I have written several times about patient matching in the US, both in a blog entry and a published article. On December 11, 2017 the Office of the National Coordinator for Health Information Technology (ONC) sponsored a half-day “Interoperability in Action” webinar focused on Patient Matching Milestones at ONC (see slides). The webinar focused on four ONC projects from the past year. Here’s a quick run-down on what they covered.
The first section focused on the Patient Matching Algorithm Challenge (PMAC) which ran earlier in the year and culminated with the announcement of a set of winners. The purpose of the challenge was to allow vendors to compete for the highest performance metrics for their matching algorithms by testing their software against a large set of test data provided by ONC. Cash prizes were awarded in a number of categories, and the winning vendors were featured in the discussion on the webinar. One of the main purposes of the challenge was to promote the use of standard metrics to evaluate algorithm products.
I certainly applaud ONC’s interest in developing and promoting standard metrics, but I was a little concerned that the winners by their own admission “analyzed patterns in the data.” This seems to call into question to me at least the applicability of their results to the “real world” where you don’t get to see the data set, you have to adjudicate them as they come in. That means that these particular test runs were “tuned” for the data set and the measurable results might not hold up for other data sets.
The second section of the webinar focused on the Gold Standard and Algorithm Testing (GSAT) Pilot, a project funded by ONC and executed by a consortium of organizations including OCHIN, the Kaiser Permanente Center for Health Research, and the MITRE Corporation. The project used records in the OCHIN hosted EHR database to develop a set of record pairs adjudicated by specialists to establish a gold standard data set that could be used for algorithm testing. By knowing with certainty whether two records in a pair are a match or not an algorithm can be objectively tested and its matching results compared to the known answer (sometimes this is referred to as “training data” for a matching algorithm). Much of the presentation was then spent on using this data set to understand their own OCHIN data. ONC also confirmed that it did not leverage this “gold standard” data set for the Patient Matching Algorithm Challenge described above. It is also unclear if this data set will be made available to others for their own testing.
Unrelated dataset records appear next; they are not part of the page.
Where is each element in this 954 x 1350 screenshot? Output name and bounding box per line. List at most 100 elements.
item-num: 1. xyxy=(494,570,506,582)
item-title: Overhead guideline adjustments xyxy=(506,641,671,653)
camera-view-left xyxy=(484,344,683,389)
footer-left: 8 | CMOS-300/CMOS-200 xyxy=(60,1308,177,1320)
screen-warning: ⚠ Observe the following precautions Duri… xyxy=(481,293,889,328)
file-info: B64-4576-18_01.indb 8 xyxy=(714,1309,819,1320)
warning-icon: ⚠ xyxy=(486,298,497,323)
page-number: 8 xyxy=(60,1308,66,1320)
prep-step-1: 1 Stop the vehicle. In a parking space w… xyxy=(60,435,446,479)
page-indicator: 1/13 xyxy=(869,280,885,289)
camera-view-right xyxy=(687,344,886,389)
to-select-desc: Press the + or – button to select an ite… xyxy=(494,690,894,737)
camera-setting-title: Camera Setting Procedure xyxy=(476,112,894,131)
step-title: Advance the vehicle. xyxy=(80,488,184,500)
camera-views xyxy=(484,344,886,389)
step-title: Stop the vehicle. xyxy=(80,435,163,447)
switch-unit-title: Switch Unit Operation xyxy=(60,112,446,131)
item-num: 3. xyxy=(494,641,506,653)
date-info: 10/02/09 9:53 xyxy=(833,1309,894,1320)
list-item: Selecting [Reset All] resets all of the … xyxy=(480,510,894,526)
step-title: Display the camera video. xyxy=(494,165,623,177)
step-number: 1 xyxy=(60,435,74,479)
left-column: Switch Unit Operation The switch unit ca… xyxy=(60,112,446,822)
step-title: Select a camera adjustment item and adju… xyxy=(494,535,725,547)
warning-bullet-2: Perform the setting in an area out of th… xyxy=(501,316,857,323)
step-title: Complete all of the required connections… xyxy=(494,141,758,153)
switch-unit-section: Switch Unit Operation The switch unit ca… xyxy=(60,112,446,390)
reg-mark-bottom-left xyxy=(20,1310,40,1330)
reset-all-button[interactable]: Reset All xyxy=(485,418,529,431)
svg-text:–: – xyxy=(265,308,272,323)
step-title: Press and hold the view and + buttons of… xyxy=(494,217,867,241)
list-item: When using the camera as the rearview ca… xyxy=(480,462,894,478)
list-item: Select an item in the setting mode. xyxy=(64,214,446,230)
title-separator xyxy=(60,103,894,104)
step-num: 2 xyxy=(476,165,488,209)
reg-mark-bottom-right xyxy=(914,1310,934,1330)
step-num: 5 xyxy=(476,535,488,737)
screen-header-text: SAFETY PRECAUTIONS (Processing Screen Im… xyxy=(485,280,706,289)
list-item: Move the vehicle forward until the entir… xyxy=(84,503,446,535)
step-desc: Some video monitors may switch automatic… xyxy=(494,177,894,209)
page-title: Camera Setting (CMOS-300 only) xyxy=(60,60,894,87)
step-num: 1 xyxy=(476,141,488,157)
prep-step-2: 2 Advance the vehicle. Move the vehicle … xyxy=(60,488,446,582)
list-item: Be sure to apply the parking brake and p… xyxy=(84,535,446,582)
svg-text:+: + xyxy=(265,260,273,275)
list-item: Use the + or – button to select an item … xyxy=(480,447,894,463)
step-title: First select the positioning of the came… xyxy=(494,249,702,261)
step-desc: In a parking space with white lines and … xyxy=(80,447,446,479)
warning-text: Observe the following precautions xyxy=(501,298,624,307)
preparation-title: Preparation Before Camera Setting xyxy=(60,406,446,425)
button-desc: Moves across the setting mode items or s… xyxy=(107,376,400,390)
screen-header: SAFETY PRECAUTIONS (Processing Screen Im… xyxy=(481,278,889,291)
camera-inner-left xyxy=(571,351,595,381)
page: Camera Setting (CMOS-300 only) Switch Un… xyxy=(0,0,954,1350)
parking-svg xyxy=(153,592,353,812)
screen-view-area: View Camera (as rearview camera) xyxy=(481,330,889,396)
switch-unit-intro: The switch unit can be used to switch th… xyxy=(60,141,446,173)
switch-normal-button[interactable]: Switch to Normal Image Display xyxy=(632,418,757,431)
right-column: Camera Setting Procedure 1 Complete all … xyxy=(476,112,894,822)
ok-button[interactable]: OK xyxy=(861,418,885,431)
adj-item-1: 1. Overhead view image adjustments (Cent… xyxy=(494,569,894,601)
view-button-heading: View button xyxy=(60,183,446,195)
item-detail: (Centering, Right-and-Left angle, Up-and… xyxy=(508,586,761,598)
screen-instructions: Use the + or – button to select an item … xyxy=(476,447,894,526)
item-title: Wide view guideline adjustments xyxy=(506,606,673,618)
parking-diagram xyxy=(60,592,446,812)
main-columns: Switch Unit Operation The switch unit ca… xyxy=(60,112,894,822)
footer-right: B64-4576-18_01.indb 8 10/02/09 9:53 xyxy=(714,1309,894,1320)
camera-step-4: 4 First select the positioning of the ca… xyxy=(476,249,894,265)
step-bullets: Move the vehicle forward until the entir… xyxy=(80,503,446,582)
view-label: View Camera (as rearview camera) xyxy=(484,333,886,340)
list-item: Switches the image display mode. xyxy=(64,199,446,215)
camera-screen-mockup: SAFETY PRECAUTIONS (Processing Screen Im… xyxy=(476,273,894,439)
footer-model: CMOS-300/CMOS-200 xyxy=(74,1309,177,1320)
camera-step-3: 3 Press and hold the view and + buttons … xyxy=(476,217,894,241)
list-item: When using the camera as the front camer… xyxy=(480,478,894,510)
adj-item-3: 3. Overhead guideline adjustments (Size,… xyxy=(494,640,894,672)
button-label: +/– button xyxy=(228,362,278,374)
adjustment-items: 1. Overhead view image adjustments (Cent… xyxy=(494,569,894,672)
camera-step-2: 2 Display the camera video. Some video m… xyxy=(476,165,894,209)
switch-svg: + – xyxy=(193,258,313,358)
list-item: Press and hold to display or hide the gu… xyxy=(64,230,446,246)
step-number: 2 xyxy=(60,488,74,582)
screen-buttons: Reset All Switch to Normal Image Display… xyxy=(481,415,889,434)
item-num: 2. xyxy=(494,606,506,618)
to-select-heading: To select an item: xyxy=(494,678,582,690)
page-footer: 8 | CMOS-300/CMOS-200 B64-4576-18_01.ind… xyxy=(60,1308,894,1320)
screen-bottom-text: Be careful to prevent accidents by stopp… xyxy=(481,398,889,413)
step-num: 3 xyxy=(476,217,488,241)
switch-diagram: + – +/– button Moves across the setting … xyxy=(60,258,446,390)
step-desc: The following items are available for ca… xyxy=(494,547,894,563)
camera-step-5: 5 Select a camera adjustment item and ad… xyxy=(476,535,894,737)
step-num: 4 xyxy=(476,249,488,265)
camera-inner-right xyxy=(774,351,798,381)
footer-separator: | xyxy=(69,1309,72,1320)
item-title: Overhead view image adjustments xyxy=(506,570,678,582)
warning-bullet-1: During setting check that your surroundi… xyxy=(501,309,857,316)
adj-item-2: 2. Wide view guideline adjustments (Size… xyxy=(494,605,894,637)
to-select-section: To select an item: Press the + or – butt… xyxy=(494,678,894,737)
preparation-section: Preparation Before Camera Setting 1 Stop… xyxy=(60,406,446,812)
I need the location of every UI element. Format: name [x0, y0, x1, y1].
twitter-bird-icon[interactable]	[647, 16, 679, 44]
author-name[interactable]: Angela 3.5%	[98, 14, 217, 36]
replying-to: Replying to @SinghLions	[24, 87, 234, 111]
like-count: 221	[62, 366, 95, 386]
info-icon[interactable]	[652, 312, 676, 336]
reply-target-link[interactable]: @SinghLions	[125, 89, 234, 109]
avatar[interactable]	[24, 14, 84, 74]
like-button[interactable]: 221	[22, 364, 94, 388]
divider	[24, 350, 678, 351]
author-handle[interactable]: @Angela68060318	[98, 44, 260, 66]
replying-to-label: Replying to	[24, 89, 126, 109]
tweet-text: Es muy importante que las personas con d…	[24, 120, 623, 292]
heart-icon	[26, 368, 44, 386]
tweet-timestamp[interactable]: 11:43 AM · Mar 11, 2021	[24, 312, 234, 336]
The third section of the webinar described the Patient Demographic Data Quality (PDDQ) initiative and the toolkit that was developed to help provider sites improve the quality of the demographic data in their EHRs. This work grew out of the ONC Patient Matching Community of Practice in which I participated back in 2015 (see the groups final white paper and testing guidelines). Frankly, I had never heard of PDDQ until the webinar. The toolkit is detailed – excruciatingly detailed – and covers such topics as data governance, date quality, data operations, and platform & standards. Each section has an online evaluation tool that allows a provider site to score its progress toward best practice in this area.
The fourth and final section of the webinar described the Data Quality Framework (DQF) Pilot, a collaboration by OCHIN and the Kaiser Permanente Center for Health Research whose goal was to test the advice offered by the PDDQ initiative by conducting a careful intervention in three health center organizations that are part of the OCHIN network. After conducting a literature review to better understand the issues, the project team assessed the patient registration work flows at the target sites, and then trained the sites in new work flow techniques based on PDDQ concepts. They then scored each site on the effectiveness of its revised work flow based on the evaluation tools included in PDDQ. While there was a modest decrease in duplicate records and a moderate increase in their PDDQ scores, the complexity and time-intensive nature of the intervention seemed to be real limitations.
The studies and projects described in this webinar were actually quite impressive, though there was absolutely no time allocated for audience Q&A. I also had a sense that despite some obvious connections between some of the projects (like the use of PDDQ by the final presenters) there was not as much coordination or cross-learning between these activities as I might have liked.
ONC continues to shy away from any direct engagement on the topic of a national patient identifier even though it is certainly permitted to discuss (as opposed to implement) such a strategy under Congressional instructions. The 21st Century Cures Act instructs the GAO to conduct a study on patient matching, including a review of ONC and other stakeholders in these activities with particular emphasis on private-sector efforts. Interesting, in November 2017 the College of Healthcare Information Management Executives (CHIME) announced that it was suspending its $1 million national patient ID challenge. An additional useful resource recently published by ONC is a strategic implementation guide for Identity Management developed by the ONC-SIM Health IT Resource Center.